Lélia Moreira, no terceiro capítulo, discorre sobre os resultados da metapesquisa que focalizou as características de 23 teses relacionadas ao Programa Universidade para Todos (Prouni), entre 2007 e 2017. Moreira divide as teses em três grupos, Análise da política, com ênfase nos bolsistas; Avaliação da política e de alguns aspectos da política, direcionado para aspectos da avaliação do Prouni; e Outros, relacionado aos sentidos atribuídos pelos sujeitos. A autora revela que cinco das 23 teses explicitaram sua perspectiva epistemológica segundo o esquema analítico- conceitual do EEPE. Quanto à sistematização dos níveis de abstração, há muitas teses descritivas. A autora volta a atenção para a ausência, na maioria das pesquisas, de discussões a respeito do Prouni, à luz de conceitos como democratização, inclusão social e equidade.
No quarto capítulo, Michele Morais e Marilda Schneider apresentam a proposta investigativa de metapesquisa acerca da avaliação e da accountability desenvolvida por Morais. As autoras evidenciam desafios à desordenação dos subsídios no mapeamento do material, que acarretam desperdício de tempo e esforço para compreender as informações; a maturidade epistemológica dos estudantes; o domínio da linguagem científica e a vigilância epistemológica. Elas constatam que a abordagem da accountability nas políticas de avaliação é um campo recente e em construção e avaliam que a accountability está alinhada a premissas neoliberais, cuja maioria das pesquisas tende a uma análise unidimensional. As autoras frisam a importância da autovigilância constante do pesquisador para o desvelar do conhecimento.

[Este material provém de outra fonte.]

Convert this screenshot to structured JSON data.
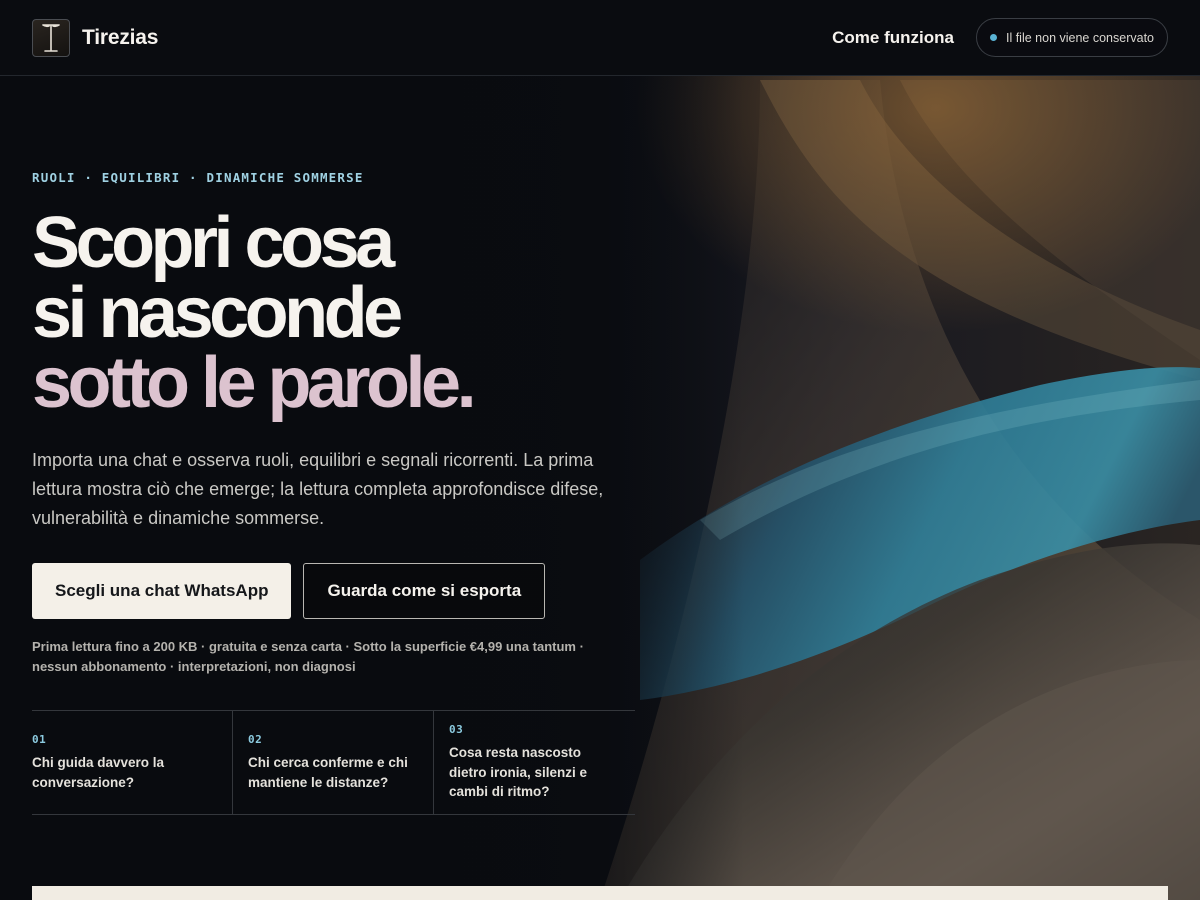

Roberta Carvalho e Altair Fávero expõem a análise epistemológica de 47 artigos científicos publicados em periódicos especializados do Campo que utilizaram princípios da teoria da complexidade, entre 2014 a 2018, conduzindo a organização metodológica por meio da referência do EEPE. Os resultados evidenciam que apenas 7,8% dos artigos operam a complexidade; que a compreensão teórica e a aplicação de métodos analíticos ainda são comuns na produção científica brasileira; que 42,6% dos trabalhos eram de natureza empírica; e que apenas cinco textos salientaram a perspectiva epistemológica, e quatro o posicionamento. Os autores destacam que, apesar de todos os artigos contemplarem os termos da teoria da complexidade, apenas quatro operaram esses princípios, indicando que ainda não são (re)conhecidos e assumidos como referencial racional.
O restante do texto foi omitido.